Shinnecock Is a Terrible Place to Fake Being Fine
That is why this story lands harder here than it would at some softer summer birdie-fest.
Official U.S. Open event information lists Shinnecock Hills at 7,440 yards, par 70, with a 156-player field for June 18-21. And everything about the course’s reputation says the same thing: this place exposes weak contact, loose control, and any little physical compromise you hoped to hide.
We already touched the broader event framing in our U.S. Open field piece and yesterday’s Rory-Scottie opinion column. Koepka’s health slots right into that bigger picture. This championship did not need another layer of volatility, and now it has one.
If his hand holds, you get one of the more dangerous major competitors of this era back at a venue that already fits his personality.
If it does not, Shinnecock is exactly the sort of place that will punish him fast.

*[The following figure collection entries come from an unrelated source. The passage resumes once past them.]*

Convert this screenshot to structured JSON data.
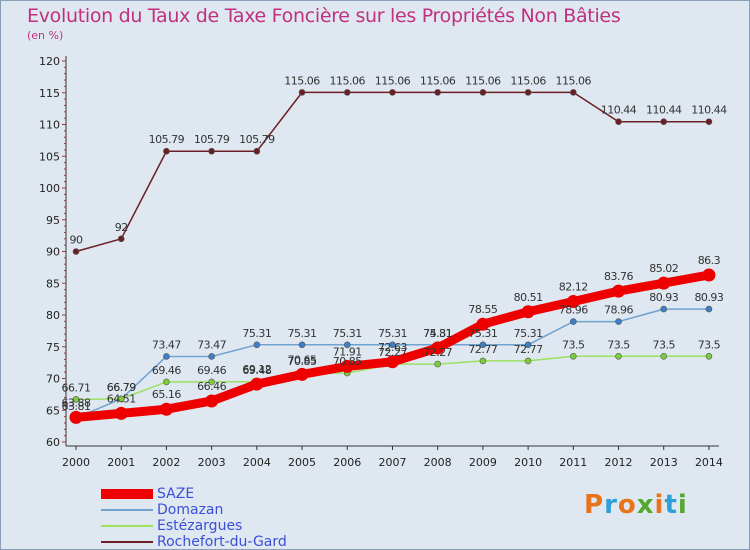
{
  "page": {
    "title": "Evolution du Taux de Taxe Foncière sur les Propriétés Non Bâties",
    "unit": "(en %)"
  },
  "logo": {
    "text": "Proxiti",
    "colors": [
      "#e8731a",
      "#2f9fd8",
      "#e8731a",
      "#55a830",
      "#e8731a",
      "#2f9fd8",
      "#55a830"
    ]
  },
  "chart_data": {
    "type": "line",
    "title": "Evolution du Taux de Taxe Foncière sur les Propriétés Non Bâties",
    "ylabel": "(en %)",
    "xlabel": "",
    "x": [
      2000,
      2001,
      2002,
      2003,
      2004,
      2005,
      2006,
      2007,
      2008,
      2009,
      2010,
      2011,
      2012,
      2013,
      2014
    ],
    "ylim": [
      60,
      120
    ],
    "yticks": [
      60,
      65,
      70,
      75,
      80,
      85,
      90,
      95,
      100,
      105,
      110,
      115,
      120
    ],
    "grid": false,
    "legend_position": "bottom-left",
    "series": [
      {
        "name": "Rochefort-du-Gard",
        "color": "#6b1f24",
        "values": [
          90,
          92,
          105.79,
          105.79,
          105.79,
          115.06,
          115.06,
          115.06,
          115.06,
          115.06,
          115.06,
          115.06,
          110.44,
          110.44,
          110.44
        ],
        "labels": [
          "90",
          "92",
          "105.79",
          "105.79",
          "105.79",
          "115.06",
          "115.06",
          "115.06",
          "115.06",
          "115.06",
          "115.06",
          "115.06",
          "110.44",
          "110.44",
          "110.44"
        ]
      },
      {
        "name": "Domazan",
        "color": "#6ea3d0",
        "values": [
          63.81,
          66.79,
          73.47,
          73.47,
          75.31,
          75.31,
          75.31,
          75.31,
          75.31,
          75.31,
          75.31,
          78.96,
          78.96,
          80.93,
          80.93
        ],
        "labels": [
          "63.81",
          "66.79",
          "73.47",
          "73.47",
          "75.31",
          "75.31",
          "75.31",
          "75.31",
          "75.31",
          "75.31",
          "75.31",
          "78.96",
          "78.96",
          "80.93",
          "80.93"
        ]
      },
      {
        "name": "Estézargues",
        "color": "#9be061",
        "values": [
          66.71,
          66.79,
          69.46,
          69.46,
          69.48,
          70.85,
          70.85,
          72.27,
          72.27,
          72.77,
          72.77,
          73.5,
          73.5,
          73.5,
          73.5
        ],
        "labels": [
          "66.71",
          "66.79",
          "69.46",
          "69.46",
          "69.48",
          "70.85",
          "70.85",
          "72.27",
          "72.27",
          "72.77",
          "72.77",
          "73.5",
          "73.5",
          "73.5",
          "73.5"
        ]
      },
      {
        "name": "SAZE",
        "color": "#ee0000",
        "values": [
          63.88,
          64.51,
          65.16,
          66.46,
          69.12,
          70.65,
          71.91,
          72.63,
          74.81,
          78.55,
          80.51,
          82.12,
          83.76,
          85.02,
          86.3
        ],
        "labels": [
          "63.88",
          "64.51",
          "65.16",
          "66.46",
          "69.12",
          "70.65",
          "71.91",
          "72.63",
          "74.81",
          "78.55",
          "80.51",
          "82.12",
          "83.76",
          "85.02",
          "86.3"
        ]
      }
    ]
  },
  "legend": {
    "items": [
      {
        "label": "SAZE",
        "color": "#ee0000",
        "thickness": 10
      },
      {
        "label": "Domazan",
        "color": "#6ea3d0",
        "thickness": 2
      },
      {
        "label": "Estézargues",
        "color": "#9be061",
        "thickness": 2
      },
      {
        "label": "Rochefort-du-Gard",
        "color": "#6b1f24",
        "thickness": 2
      }
    ]
  }
}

Why This Still Matters Even if He Is Not a Favorite
Koepka does not need to be the clean betting favorite for this to matter.
He matters because major fields still bend around players who have shown they can win these things when the air gets weird. And Koepka has done that more than almost anybody from his generation.

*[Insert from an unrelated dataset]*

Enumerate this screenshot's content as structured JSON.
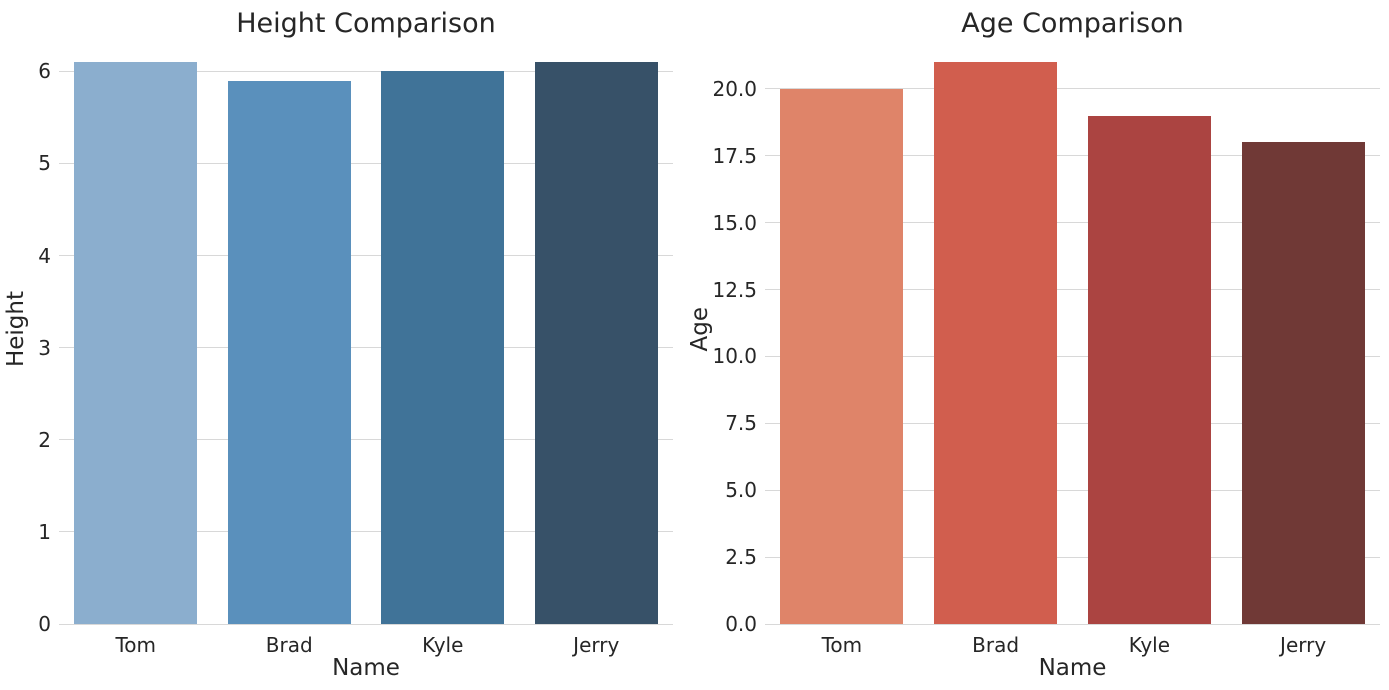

He won the 2018 U.S. Open here. He knows what the sightlines look like when the place turns mean. He knows how much patience the course demands. And unlike a lot of players who arrive at majors talking themselves into form, Koepka at least has a plausible recent argument: if the hand settles down, the ceiling is real.
That is enough to make him relevant.
My Read on It
I do not think this is one of those phony “injury scare, then instant win” setups that golf fans love to romanticize.
If anything, this sounds more annoying than dramatic. Nerve issues in the hand are the kind of thing that can feel manageable right up until one shot needs full conviction. That uncertainty is the entire problem.
But I also do not think this is empty noise.
Koepka saying he can hold a club again, that there is no pain, and that the strength is at least playable changes the tournament more than a standard pre-major quote dump usually does. The moment he stopped looking like a likely non-factor, he became part of the real board again.
And for a U.S. Open at Shinnecock, that is good for the week.
Bottom Line
The current reporting says Brooks Koepka’s grip strength is still not all the way back after the hand issue that pushed him out of the RBC Canadian Open, but he believes it is good enough to compete at the 2026 U.S. Open.
At a normal event, that would be mildly interesting.
At Shinnecock Hills, where Koepka already owns a trophy and every little weakness gets stress-tested, it is a real story.